Stagehand (Browserbase’s higher-level abstraction) is the closest thing the field has to “Tailwind for browser agents” — a small set of primitives like act(), extract(), observe() that compose into real workflows.
Magnitude and Browserable are the open-source projects topping WebVoyager leaderboards. Both lean on accessibility trees and a re-planning loop.

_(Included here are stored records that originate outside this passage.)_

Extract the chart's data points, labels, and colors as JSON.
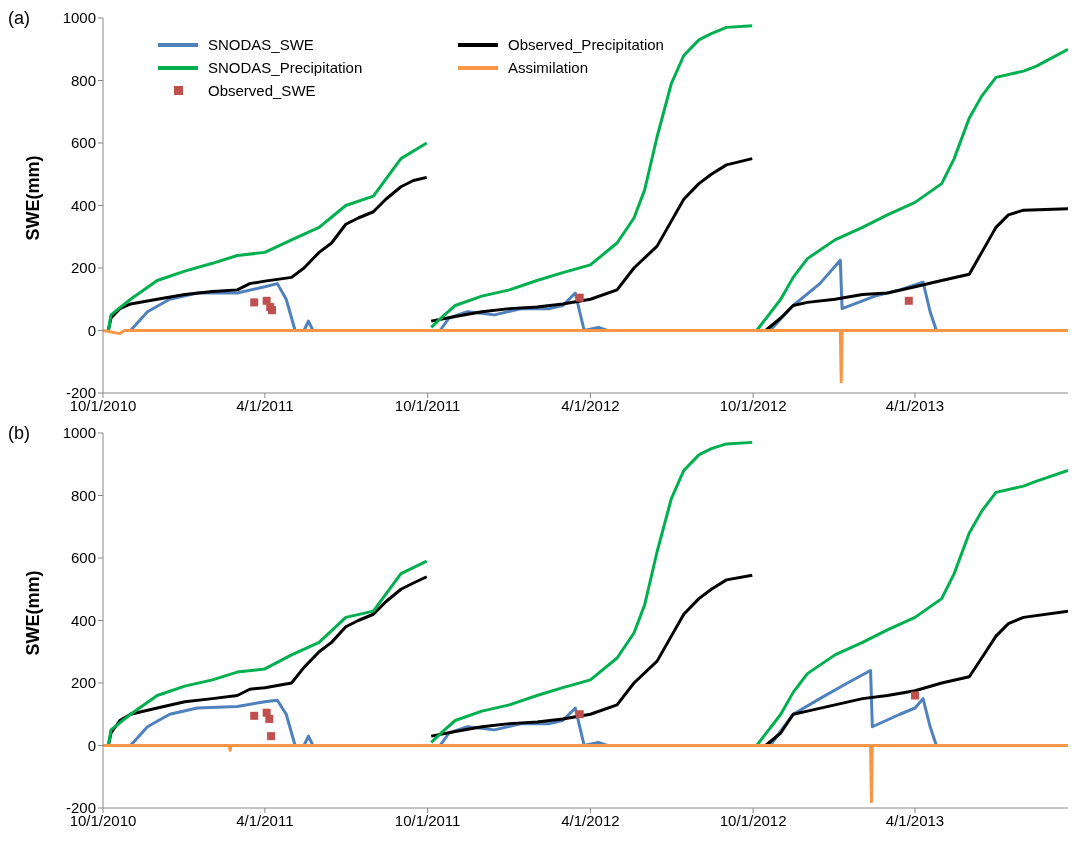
{
  "chart_data": [
    {
      "type": "line",
      "title": "(a)",
      "ylabel": "SWE(mm)",
      "xlim": [
        "2010-10-01",
        "2013-09-20"
      ],
      "xticks": [
        {
          "value": "2010-10-01",
          "label": "10/1/2010"
        },
        {
          "value": "2011-04-01",
          "label": "4/1/2011"
        },
        {
          "value": "2011-10-01",
          "label": "10/1/2011"
        },
        {
          "value": "2012-04-01",
          "label": "4/1/2012"
        },
        {
          "value": "2012-10-01",
          "label": "10/1/2012"
        },
        {
          "value": "2013-04-01",
          "label": "4/1/2013"
        }
      ],
      "ylim": [
        -200,
        1000
      ],
      "yticks": [
        -200,
        0,
        200,
        400,
        600,
        800,
        1000
      ],
      "legend": "top",
      "series": [
        {
          "name": "SNODAS_SWE",
          "color": "#4f81bd",
          "x": [
            "2010-11-01",
            "2010-11-20",
            "2010-12-15",
            "2011-01-15",
            "2011-03-01",
            "2011-04-01",
            "2011-04-15",
            "2011-04-25",
            "2011-05-05",
            "2011-05-15",
            "2011-05-20",
            "2011-05-25",
            "2011-10-01",
            "2011-10-15",
            "2011-10-25",
            "2011-11-15",
            "2011-12-15",
            "2012-01-15",
            "2012-02-15",
            "2012-03-01",
            "2012-03-15",
            "2012-03-25",
            "2012-04-10",
            "2012-04-20",
            "2012-10-01",
            "2012-10-20",
            "2012-11-15",
            "2012-12-15",
            "2013-01-07",
            "2013-01-09",
            "2013-02-15",
            "2013-03-15",
            "2013-04-10",
            "2013-04-18",
            "2013-04-25"
          ],
          "values": [
            0,
            60,
            100,
            120,
            120,
            140,
            150,
            100,
            0,
            0,
            30,
            0,
            null,
            0,
            40,
            60,
            50,
            70,
            70,
            80,
            120,
            0,
            10,
            0,
            null,
            0,
            80,
            150,
            225,
            70,
            110,
            130,
            155,
            60,
            0
          ]
        },
        {
          "name": "Observed_Precipitation",
          "color": "#000000",
          "x": [
            "2010-10-07",
            "2010-10-10",
            "2010-10-20",
            "2010-11-01",
            "2010-12-01",
            "2011-01-01",
            "2011-02-01",
            "2011-03-01",
            "2011-03-15",
            "2011-04-01",
            "2011-05-01",
            "2011-05-15",
            "2011-06-01",
            "2011-06-15",
            "2011-07-01",
            "2011-07-15",
            "2011-08-01",
            "2011-08-15",
            "2011-09-01",
            "2011-09-15",
            "2011-09-30",
            "2011-10-02",
            "2011-10-05",
            "2011-11-01",
            "2011-12-01",
            "2012-01-01",
            "2012-02-01",
            "2012-03-01",
            "2012-04-01",
            "2012-05-01",
            "2012-05-20",
            "2012-06-15",
            "2012-07-01",
            "2012-07-15",
            "2012-08-01",
            "2012-08-15",
            "2012-09-01",
            "2012-09-30",
            "2012-10-02",
            "2012-10-15",
            "2012-11-01",
            "2012-11-15",
            "2012-12-01",
            "2013-01-01",
            "2013-02-01",
            "2013-03-01",
            "2013-04-01",
            "2013-05-01",
            "2013-06-01",
            "2013-06-15",
            "2013-07-01",
            "2013-07-15",
            "2013-08-01",
            "2013-09-20"
          ],
          "values": [
            0,
            40,
            70,
            85,
            100,
            115,
            125,
            130,
            150,
            158,
            170,
            200,
            250,
            280,
            340,
            360,
            380,
            420,
            460,
            480,
            490,
            null,
            30,
            45,
            60,
            70,
            75,
            85,
            100,
            130,
            200,
            270,
            350,
            420,
            470,
            500,
            530,
            550,
            null,
            0,
            40,
            80,
            90,
            100,
            115,
            120,
            140,
            160,
            180,
            250,
            330,
            370,
            385,
            390
          ]
        },
        {
          "name": "SNODAS_Precipitation",
          "color": "#00b050",
          "x": [
            "2010-10-07",
            "2010-10-10",
            "2010-11-01",
            "2010-12-01",
            "2011-01-01",
            "2011-02-01",
            "2011-03-01",
            "2011-04-01",
            "2011-05-01",
            "2011-06-01",
            "2011-07-01",
            "2011-08-01",
            "2011-09-01",
            "2011-09-30",
            "2011-10-02",
            "2011-10-05",
            "2011-10-20",
            "2011-11-01",
            "2011-12-01",
            "2012-01-01",
            "2012-02-01",
            "2012-03-01",
            "2012-04-01",
            "2012-05-01",
            "2012-05-20",
            "2012-06-01",
            "2012-06-15",
            "2012-07-01",
            "2012-07-15",
            "2012-08-01",
            "2012-08-15",
            "2012-09-01",
            "2012-09-30",
            "2012-10-02",
            "2012-10-05",
            "2012-11-01",
            "2012-11-15",
            "2012-12-01",
            "2013-01-01",
            "2013-02-01",
            "2013-03-01",
            "2013-04-01",
            "2013-05-01",
            "2013-05-15",
            "2013-06-01",
            "2013-06-15",
            "2013-07-01",
            "2013-08-01",
            "2013-08-15",
            "2013-09-20"
          ],
          "values": [
            0,
            50,
            100,
            160,
            190,
            215,
            240,
            250,
            290,
            330,
            400,
            430,
            550,
            600,
            null,
            10,
            50,
            80,
            110,
            130,
            160,
            185,
            210,
            280,
            360,
            450,
            620,
            790,
            880,
            930,
            950,
            970,
            975,
            null,
            0,
            100,
            170,
            230,
            290,
            330,
            370,
            410,
            470,
            550,
            680,
            750,
            810,
            830,
            845,
            900
          ]
        },
        {
          "name": "Assimilation",
          "color": "#f79646",
          "x": [
            "2010-10-01",
            "2010-10-20",
            "2010-10-25",
            "2013-01-07",
            "2013-01-08",
            "2013-01-09",
            "2013-09-20"
          ],
          "values": [
            0,
            -10,
            0,
            0,
            -165,
            0,
            0
          ]
        },
        {
          "name": "Observed_SWE",
          "type": "scatter",
          "marker": "square",
          "color": "#c0504d",
          "x": [
            "2011-03-20",
            "2011-04-03",
            "2011-04-07",
            "2011-04-09",
            "2012-03-20",
            "2013-03-25"
          ],
          "values": [
            90,
            95,
            75,
            65,
            105,
            95
          ]
        }
      ]
    },
    {
      "type": "line",
      "title": "(b)",
      "ylabel": "SWE(mm)",
      "xlim": [
        "2010-10-01",
        "2013-09-20"
      ],
      "xticks": [
        {
          "value": "2010-10-01",
          "label": "10/1/2010"
        },
        {
          "value": "2011-04-01",
          "label": "4/1/2011"
        },
        {
          "value": "2011-10-01",
          "label": "10/1/2011"
        },
        {
          "value": "2012-04-01",
          "label": "4/1/2012"
        },
        {
          "value": "2012-10-01",
          "label": "10/1/2012"
        },
        {
          "value": "2013-04-01",
          "label": "4/1/2013"
        }
      ],
      "ylim": [
        -200,
        1000
      ],
      "yticks": [
        -200,
        0,
        200,
        400,
        600,
        800,
        1000
      ],
      "series": [
        {
          "color": "#4f81bd",
          "x": [
            "2010-11-01",
            "2010-11-20",
            "2010-12-15",
            "2011-01-15",
            "2011-03-01",
            "2011-04-01",
            "2011-04-15",
            "2011-04-25",
            "2011-05-05",
            "2011-05-15",
            "2011-05-20",
            "2011-05-25",
            "2011-10-01",
            "2011-10-15",
            "2011-10-25",
            "2011-11-15",
            "2011-12-15",
            "2012-01-15",
            "2012-02-15",
            "2012-03-01",
            "2012-03-15",
            "2012-03-25",
            "2012-04-10",
            "2012-04-20",
            "2012-10-01",
            "2012-10-20",
            "2012-11-15",
            "2012-12-15",
            "2013-01-15",
            "2013-02-10",
            "2013-02-12",
            "2013-03-15",
            "2013-04-01",
            "2013-04-10",
            "2013-04-18",
            "2013-04-25"
          ],
          "values": [
            0,
            60,
            100,
            120,
            125,
            140,
            145,
            100,
            0,
            0,
            30,
            0,
            null,
            0,
            40,
            60,
            50,
            70,
            70,
            80,
            120,
            0,
            10,
            0,
            null,
            0,
            100,
            150,
            200,
            240,
            60,
            100,
            120,
            150,
            60,
            0
          ]
        },
        {
          "color": "#000000",
          "x": [
            "2010-10-07",
            "2010-10-10",
            "2010-10-20",
            "2010-11-01",
            "2010-12-01",
            "2011-01-01",
            "2011-02-01",
            "2011-03-01",
            "2011-03-15",
            "2011-04-01",
            "2011-05-01",
            "2011-05-15",
            "2011-06-01",
            "2011-06-15",
            "2011-07-01",
            "2011-07-15",
            "2011-08-01",
            "2011-08-15",
            "2011-09-01",
            "2011-09-15",
            "2011-09-30",
            "2011-10-02",
            "2011-10-05",
            "2011-11-01",
            "2011-12-01",
            "2012-01-01",
            "2012-02-01",
            "2012-03-01",
            "2012-04-01",
            "2012-05-01",
            "2012-05-20",
            "2012-06-15",
            "2012-07-01",
            "2012-07-15",
            "2012-08-01",
            "2012-08-15",
            "2012-09-01",
            "2012-09-30",
            "2012-10-02",
            "2012-10-15",
            "2012-11-01",
            "2012-11-15",
            "2012-12-01",
            "2013-01-01",
            "2013-02-01",
            "2013-03-01",
            "2013-04-01",
            "2013-05-01",
            "2013-06-01",
            "2013-06-15",
            "2013-07-01",
            "2013-07-15",
            "2013-08-01",
            "2013-09-20"
          ],
          "values": [
            0,
            40,
            80,
            100,
            120,
            140,
            150,
            160,
            180,
            185,
            200,
            250,
            300,
            330,
            380,
            400,
            420,
            460,
            500,
            520,
            540,
            null,
            30,
            45,
            60,
            70,
            75,
            85,
            100,
            130,
            200,
            270,
            350,
            420,
            470,
            500,
            530,
            545,
            null,
            0,
            40,
            100,
            110,
            130,
            150,
            160,
            175,
            200,
            220,
            280,
            350,
            390,
            410,
            430
          ]
        },
        {
          "color": "#00b050",
          "x": [
            "2010-10-07",
            "2010-10-10",
            "2010-11-01",
            "2010-12-01",
            "2011-01-01",
            "2011-02-01",
            "2011-03-01",
            "2011-04-01",
            "2011-05-01",
            "2011-06-01",
            "2011-07-01",
            "2011-08-01",
            "2011-09-01",
            "2011-09-30",
            "2011-10-02",
            "2011-10-05",
            "2011-10-20",
            "2011-11-01",
            "2011-12-01",
            "2012-01-01",
            "2012-02-01",
            "2012-03-01",
            "2012-04-01",
            "2012-05-01",
            "2012-05-20",
            "2012-06-01",
            "2012-06-15",
            "2012-07-01",
            "2012-07-15",
            "2012-08-01",
            "2012-08-15",
            "2012-09-01",
            "2012-09-30",
            "2012-10-02",
            "2012-10-05",
            "2012-11-01",
            "2012-11-15",
            "2012-12-01",
            "2013-01-01",
            "2013-02-01",
            "2013-03-01",
            "2013-04-01",
            "2013-05-01",
            "2013-05-15",
            "2013-06-01",
            "2013-06-15",
            "2013-07-01",
            "2013-08-01",
            "2013-08-15",
            "2013-09-20"
          ],
          "values": [
            0,
            50,
            100,
            160,
            190,
            210,
            235,
            245,
            290,
            330,
            410,
            430,
            550,
            590,
            null,
            10,
            50,
            80,
            110,
            130,
            160,
            185,
            210,
            280,
            360,
            450,
            620,
            790,
            880,
            930,
            950,
            965,
            970,
            null,
            0,
            100,
            170,
            230,
            290,
            330,
            370,
            410,
            470,
            550,
            680,
            750,
            810,
            830,
            845,
            880
          ]
        },
        {
          "color": "#f79646",
          "x": [
            "2010-10-01",
            "2011-02-20",
            "2011-02-21",
            "2011-02-22",
            "2013-02-10",
            "2013-02-11",
            "2013-02-12",
            "2013-09-20"
          ],
          "values": [
            0,
            0,
            -15,
            0,
            0,
            -180,
            0,
            0
          ]
        },
        {
          "type": "scatter",
          "marker": "square",
          "color": "#c0504d",
          "x": [
            "2011-03-20",
            "2011-04-03",
            "2011-04-06",
            "2011-04-08",
            "2012-03-20",
            "2013-04-01"
          ],
          "values": [
            95,
            105,
            85,
            30,
            100,
            160
          ]
        }
      ]
    }
  ]
}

The pattern across all of them: the open-source community has outperformed the frontier labs on benchmarks while the labs hold the lead on production polish, safety guardrails, and ecosystem reach. If you are building a product, the labs are still the better default. If you are building infrastructure, the open-source kit is now genuinely good.

The contrarian opinion

2026 is the year browser agents stop being demos. The benchmark numbers crossed the threshold; the cost per task fell by an order of magnitude; the wall-clock latency is finally compatible with “unattended background task.” For the right workloads — research, reconciliation, form filling, status-checking — these tools are ready to be a part of your stack.

2026 is not the year browser agents become trusted purchase agents. The last 5-10% of WebVoyager accuracy maps to “the times your AI almost bought the wrong flight,” and the labs know it. The gap between “completes the task” and “completes the task reliably enough that you’d let it spend your money” is wider than any benchmark captures.

If I were building a product on top of these today, the rule I’d apply is bind the agent to read-only tasks until the eval set has tens of thousands of clean traces; then individually gate each write surface with explicit human confirmation, with the confirmation rate as a first-class metric to drive down over time. The labs are doing exactly this in their own products. The teams burning fast through trust are the ones not.

Further reading: OpenAI’s Computer-Using Agent post is the canonical technical reference for the screenshot-and-RL approach. Anthropic’s computer use documentation is the most practical implementation guide. Google DeepMind’s Project Mariner announcement makes the case for the extension-based design. For the broader landscape including open-source alternatives like Browser Use, the aimultiple comparison is the most thorough running survey.